The ownership group behind a high-profile office and retail tower near Uptown Dallas is refinancing the nearly fully leased property for more than double the interest rate of its prior loan to get ahead of a balloon payment due early next year, potentially setting the building up for sale.
An entity with ties to Seoul, South Korea-based KB Asset Management is using The Union, a 22-story tower and its adjoined retail building that span more than half-a-million square feet, to back a $227 million commercial mortgage-backed securities loan. The tower's office tenants at 2300 N. Field St. include Salesforce and Invesco, and its retail space at 2380 N. Field St. is anchored by a Tom Thumb grocery store and several upscale restaurants at the property.

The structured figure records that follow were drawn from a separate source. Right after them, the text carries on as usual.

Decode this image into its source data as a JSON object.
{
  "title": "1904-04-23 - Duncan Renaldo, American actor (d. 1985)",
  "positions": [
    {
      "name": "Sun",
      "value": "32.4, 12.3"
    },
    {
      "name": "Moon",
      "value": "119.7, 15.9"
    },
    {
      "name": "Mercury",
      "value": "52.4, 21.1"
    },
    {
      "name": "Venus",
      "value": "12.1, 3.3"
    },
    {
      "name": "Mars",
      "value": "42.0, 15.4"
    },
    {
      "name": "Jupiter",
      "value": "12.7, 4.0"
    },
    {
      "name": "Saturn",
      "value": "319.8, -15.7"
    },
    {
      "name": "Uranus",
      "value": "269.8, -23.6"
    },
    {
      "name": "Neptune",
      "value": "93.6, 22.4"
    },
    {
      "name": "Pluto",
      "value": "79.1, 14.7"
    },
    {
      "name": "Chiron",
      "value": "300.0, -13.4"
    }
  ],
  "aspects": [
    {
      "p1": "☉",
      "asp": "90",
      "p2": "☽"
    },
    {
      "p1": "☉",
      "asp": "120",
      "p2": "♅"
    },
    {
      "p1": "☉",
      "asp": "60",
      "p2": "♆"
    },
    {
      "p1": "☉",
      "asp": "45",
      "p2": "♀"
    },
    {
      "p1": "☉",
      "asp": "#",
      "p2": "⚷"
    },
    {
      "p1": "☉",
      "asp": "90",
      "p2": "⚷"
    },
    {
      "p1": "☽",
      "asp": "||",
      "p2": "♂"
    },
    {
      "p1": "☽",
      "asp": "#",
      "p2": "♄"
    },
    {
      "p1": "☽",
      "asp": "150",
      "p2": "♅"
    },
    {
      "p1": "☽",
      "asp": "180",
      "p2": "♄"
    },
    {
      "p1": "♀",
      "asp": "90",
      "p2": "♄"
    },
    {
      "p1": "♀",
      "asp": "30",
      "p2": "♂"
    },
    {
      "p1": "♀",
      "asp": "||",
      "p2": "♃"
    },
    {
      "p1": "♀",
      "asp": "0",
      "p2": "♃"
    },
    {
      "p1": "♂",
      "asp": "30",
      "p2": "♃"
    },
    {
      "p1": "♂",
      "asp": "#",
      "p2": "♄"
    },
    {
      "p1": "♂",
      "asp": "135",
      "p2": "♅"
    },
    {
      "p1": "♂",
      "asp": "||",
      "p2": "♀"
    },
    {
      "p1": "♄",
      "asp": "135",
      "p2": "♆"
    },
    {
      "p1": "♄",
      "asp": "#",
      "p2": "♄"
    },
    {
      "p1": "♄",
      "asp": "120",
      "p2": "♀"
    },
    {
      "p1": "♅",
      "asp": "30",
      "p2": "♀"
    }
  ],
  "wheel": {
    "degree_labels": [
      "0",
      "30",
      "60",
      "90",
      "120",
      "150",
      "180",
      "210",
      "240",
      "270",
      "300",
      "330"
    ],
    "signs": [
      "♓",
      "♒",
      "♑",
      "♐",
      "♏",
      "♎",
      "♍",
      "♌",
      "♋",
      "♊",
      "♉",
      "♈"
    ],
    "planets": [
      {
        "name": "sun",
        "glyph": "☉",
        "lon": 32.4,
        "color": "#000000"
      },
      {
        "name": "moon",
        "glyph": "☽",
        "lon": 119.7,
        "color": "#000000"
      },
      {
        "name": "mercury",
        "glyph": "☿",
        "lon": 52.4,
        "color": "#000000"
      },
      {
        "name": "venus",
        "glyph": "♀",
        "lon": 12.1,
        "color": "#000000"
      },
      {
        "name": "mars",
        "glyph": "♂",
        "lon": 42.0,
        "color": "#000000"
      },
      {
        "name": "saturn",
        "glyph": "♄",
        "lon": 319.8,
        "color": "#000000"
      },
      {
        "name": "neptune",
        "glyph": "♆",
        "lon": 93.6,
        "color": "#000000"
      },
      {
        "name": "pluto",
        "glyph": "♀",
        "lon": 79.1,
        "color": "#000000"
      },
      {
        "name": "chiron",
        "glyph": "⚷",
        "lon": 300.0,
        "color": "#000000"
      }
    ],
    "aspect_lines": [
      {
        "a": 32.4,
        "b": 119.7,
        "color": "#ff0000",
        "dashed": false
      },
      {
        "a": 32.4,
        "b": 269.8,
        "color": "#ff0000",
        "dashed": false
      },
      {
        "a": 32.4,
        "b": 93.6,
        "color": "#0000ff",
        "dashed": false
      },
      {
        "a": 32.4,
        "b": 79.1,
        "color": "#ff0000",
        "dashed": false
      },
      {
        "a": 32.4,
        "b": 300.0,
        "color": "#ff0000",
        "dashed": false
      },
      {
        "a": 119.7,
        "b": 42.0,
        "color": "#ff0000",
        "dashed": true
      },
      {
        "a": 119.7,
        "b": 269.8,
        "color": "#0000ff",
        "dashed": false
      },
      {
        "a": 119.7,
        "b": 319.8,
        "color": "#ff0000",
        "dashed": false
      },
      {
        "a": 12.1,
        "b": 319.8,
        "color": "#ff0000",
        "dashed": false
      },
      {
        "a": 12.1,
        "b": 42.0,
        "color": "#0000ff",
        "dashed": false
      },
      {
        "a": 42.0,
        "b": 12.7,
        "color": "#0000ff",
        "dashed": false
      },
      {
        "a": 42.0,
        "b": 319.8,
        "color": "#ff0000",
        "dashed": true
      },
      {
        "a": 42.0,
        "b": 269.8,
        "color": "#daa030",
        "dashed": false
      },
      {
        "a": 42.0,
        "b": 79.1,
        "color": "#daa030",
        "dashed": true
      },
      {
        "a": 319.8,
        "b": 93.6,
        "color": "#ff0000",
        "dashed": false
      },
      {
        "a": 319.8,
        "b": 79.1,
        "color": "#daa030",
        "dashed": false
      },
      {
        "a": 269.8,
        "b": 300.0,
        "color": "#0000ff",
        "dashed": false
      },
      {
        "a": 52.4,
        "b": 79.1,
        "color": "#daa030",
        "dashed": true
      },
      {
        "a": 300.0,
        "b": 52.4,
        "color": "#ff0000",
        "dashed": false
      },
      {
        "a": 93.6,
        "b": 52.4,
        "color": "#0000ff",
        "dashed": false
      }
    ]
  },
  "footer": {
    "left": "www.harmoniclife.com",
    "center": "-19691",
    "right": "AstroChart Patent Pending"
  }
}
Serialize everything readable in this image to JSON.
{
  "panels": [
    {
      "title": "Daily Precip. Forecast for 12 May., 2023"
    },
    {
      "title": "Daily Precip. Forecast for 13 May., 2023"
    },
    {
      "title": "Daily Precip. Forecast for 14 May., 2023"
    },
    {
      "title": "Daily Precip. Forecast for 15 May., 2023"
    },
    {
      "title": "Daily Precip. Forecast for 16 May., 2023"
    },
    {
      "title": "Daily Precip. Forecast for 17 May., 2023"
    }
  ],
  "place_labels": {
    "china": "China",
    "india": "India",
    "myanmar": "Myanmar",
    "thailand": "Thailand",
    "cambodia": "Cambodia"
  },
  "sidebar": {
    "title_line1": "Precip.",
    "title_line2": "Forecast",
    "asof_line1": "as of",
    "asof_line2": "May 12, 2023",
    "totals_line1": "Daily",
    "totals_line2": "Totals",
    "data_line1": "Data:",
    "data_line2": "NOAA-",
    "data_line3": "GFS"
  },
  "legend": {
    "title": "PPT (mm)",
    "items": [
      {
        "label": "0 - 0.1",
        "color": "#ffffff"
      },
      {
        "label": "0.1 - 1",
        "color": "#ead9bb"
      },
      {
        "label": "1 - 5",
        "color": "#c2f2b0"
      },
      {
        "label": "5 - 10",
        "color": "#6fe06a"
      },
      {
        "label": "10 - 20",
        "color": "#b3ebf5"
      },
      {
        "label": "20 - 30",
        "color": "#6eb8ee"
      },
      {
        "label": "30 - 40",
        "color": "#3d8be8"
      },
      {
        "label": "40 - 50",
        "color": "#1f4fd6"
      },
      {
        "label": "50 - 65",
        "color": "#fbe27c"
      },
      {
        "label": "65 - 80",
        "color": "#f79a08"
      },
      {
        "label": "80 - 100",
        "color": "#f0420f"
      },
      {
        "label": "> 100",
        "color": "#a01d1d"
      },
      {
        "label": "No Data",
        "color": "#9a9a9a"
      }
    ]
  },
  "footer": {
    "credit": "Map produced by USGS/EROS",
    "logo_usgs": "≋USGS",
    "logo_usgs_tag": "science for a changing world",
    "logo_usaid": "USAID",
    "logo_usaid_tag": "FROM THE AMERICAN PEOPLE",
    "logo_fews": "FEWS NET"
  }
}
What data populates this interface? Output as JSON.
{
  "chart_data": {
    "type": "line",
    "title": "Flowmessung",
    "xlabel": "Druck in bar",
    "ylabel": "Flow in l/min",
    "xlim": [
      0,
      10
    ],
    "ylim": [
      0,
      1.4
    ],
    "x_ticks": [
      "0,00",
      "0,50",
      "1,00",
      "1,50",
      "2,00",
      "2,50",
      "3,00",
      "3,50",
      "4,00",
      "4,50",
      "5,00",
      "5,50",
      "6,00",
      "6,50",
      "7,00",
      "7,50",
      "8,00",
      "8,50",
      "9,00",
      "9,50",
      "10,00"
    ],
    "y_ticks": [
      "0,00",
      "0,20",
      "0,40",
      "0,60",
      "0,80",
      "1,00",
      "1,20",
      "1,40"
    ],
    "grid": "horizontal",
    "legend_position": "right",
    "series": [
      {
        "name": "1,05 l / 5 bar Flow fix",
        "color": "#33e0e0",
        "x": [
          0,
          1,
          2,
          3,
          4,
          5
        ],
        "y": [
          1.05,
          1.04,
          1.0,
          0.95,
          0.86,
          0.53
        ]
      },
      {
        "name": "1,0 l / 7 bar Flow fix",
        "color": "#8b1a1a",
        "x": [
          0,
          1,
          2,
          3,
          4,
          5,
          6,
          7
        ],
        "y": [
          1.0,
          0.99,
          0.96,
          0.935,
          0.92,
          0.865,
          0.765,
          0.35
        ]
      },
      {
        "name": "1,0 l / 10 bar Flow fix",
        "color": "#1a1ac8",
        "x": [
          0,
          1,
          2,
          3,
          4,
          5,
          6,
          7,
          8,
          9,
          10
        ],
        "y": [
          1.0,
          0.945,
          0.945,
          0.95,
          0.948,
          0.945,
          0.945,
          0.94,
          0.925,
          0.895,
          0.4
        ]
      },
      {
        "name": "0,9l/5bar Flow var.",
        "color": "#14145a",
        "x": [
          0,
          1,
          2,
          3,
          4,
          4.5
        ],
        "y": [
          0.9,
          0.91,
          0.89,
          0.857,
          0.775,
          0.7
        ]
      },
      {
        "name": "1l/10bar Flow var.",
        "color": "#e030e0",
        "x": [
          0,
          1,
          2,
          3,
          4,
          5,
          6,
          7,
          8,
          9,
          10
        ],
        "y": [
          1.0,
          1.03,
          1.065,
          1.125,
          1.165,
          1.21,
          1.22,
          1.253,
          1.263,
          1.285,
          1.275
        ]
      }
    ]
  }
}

If the loan closes as expected on Oct. 25, a credit opinion from Moody's Ratings said the maturity date will be extended to Oct. 9, 2029, with a two-year extension followed by three one-year extensions.
The non-recourse loan is expected to be originated on or around Oct. 9 by Goldman Sachs Bank USA to 2300 North Akard Owner LLC, the entity that is controlled by KB Asset Management, Moody's analysts said in their presale report. The first-lien mortgage is financially backed by the borrower's fee simple interest in the office and retail building, the report says.
The new financing with an interest rate totaling 8.3% is more than double the ownership group's prior rate of 3.27% that was secured in 2020, according to Moody's and Steve Triolet, senior vice president of research and market forecasting for Houston-based Partners. The deal shows that even as the Federal Reserve cut interest rates last month, as CoStar News previously reported, investors are not going back to "free money," Triolet said.
"Banks are working to get in front of loan maturities and work out a deal," Triolet told CoStar News, referencing The Union's ownership as having a balloon payment due on its loan in February. "Even as rates are starting to be cut, borrowers are paying more than they were a few years ago."
Despite the Federal Reserve's recent rate cut, Triolet said the market is getting "mixed signals" with Friday's strong jobs report adding fuel to the nation's economic momentum, potentially causing the Fed to not be as aggressive as expected on future rate cuts.
Triolet has spent decades tracking the Dallas-Fort Worth real estate market as an analyst for several real estate services firms, including Younger Partners and JLL. He is not directly involved with The Union or its financing but followed the property's development and lease up.
The Union was marketed for sale earlier this year with executives in the real estate community carefully watching to see if the prime property in the well-located neighborhood between Uptown Dallas and Victory Park would trade in the challenging capital markets environment. Triolet said he wouldn't be surprised to see The Union placed back on the market next year with this new financing likely being a short-term solution until a new situation is secured.
Moody's did not immediately respond to requests from CoStar News for additional information beyond the ratings agency's credit opinion. KB Asset Management also did not immediately respond to an emailed request seeking comment.
Another new office building in Dallas also landed financing recently, with The Epic in Deep Ellum, as well as two other Texas properties owned by Westdale, getting $115 million of bond funds through the Tel Aviv Stock Exchange. The funds replaced other debt on the properties and was a unique opportunity for Westdale as a private real estate operating company, the firm's president and CEO previously told CoStar News.
A bottom line
Goldman Sachs, the originator of The Union's new loan, is building a massive regional campus across the street from the building. The 800,000-square-foot, all-electric campus is expected to house about 5,000 of the company's employees. The investment giant was offered about $18 million in economic incentives from the city of Dallas for its expansion, CoStar News previously reported.
The Union was completed by RED Development in 2018 and was 98.1% leased as of mid-August 2024, according to Moody's report. Moody's touted the property's recent leasing, superior asset quality and experienced sponsorship but said those strengths were offset by soft office market fundamentals and its interest-only mortgage loan profile.
The Union's office portion is 98.6% leased with a weighted average term of about seven years, according to the report. Recently, Salesforce extended its lease in the building from May 2025 to May 2032 but decreased its space from 116,928 square feet to 58,464 square feet, the report said. Invesco leased space given up by Salesforce for a total of 58,464 square feet in the building through the end of June 2035.
The Union's retail portion, mainly occupied by grocer Tom Thumb with nearly 59,000 square feet, is 96% leased with a weighted average term of about 11.9 years, the report stated.
Like other major U.S. metropolitan areas, Dallas, part of the nation's fourth-largest metropolitan area with more than 8.1 million residents, has seen negative office absorption continue to push vacancy higher as companies right-size their office space. Office vacancy through the second quarter in Dallas was 22.7% with tenants returning 2.8 million square feet of office space in the first six months of the year, according to Moody's.
Even with negative absorption, "rental rates continue on an upward trajectory in the face of increasing vacancy" with this area near Uptown Dallas having an occupancy rate of about 92% and The Union outperforming its peers, Moody's said.
In early August, Cushman & Wakefield completed an appraisal on the property, concluding the as-is market value totaled $312 million, or $617 per square foot, according to the report.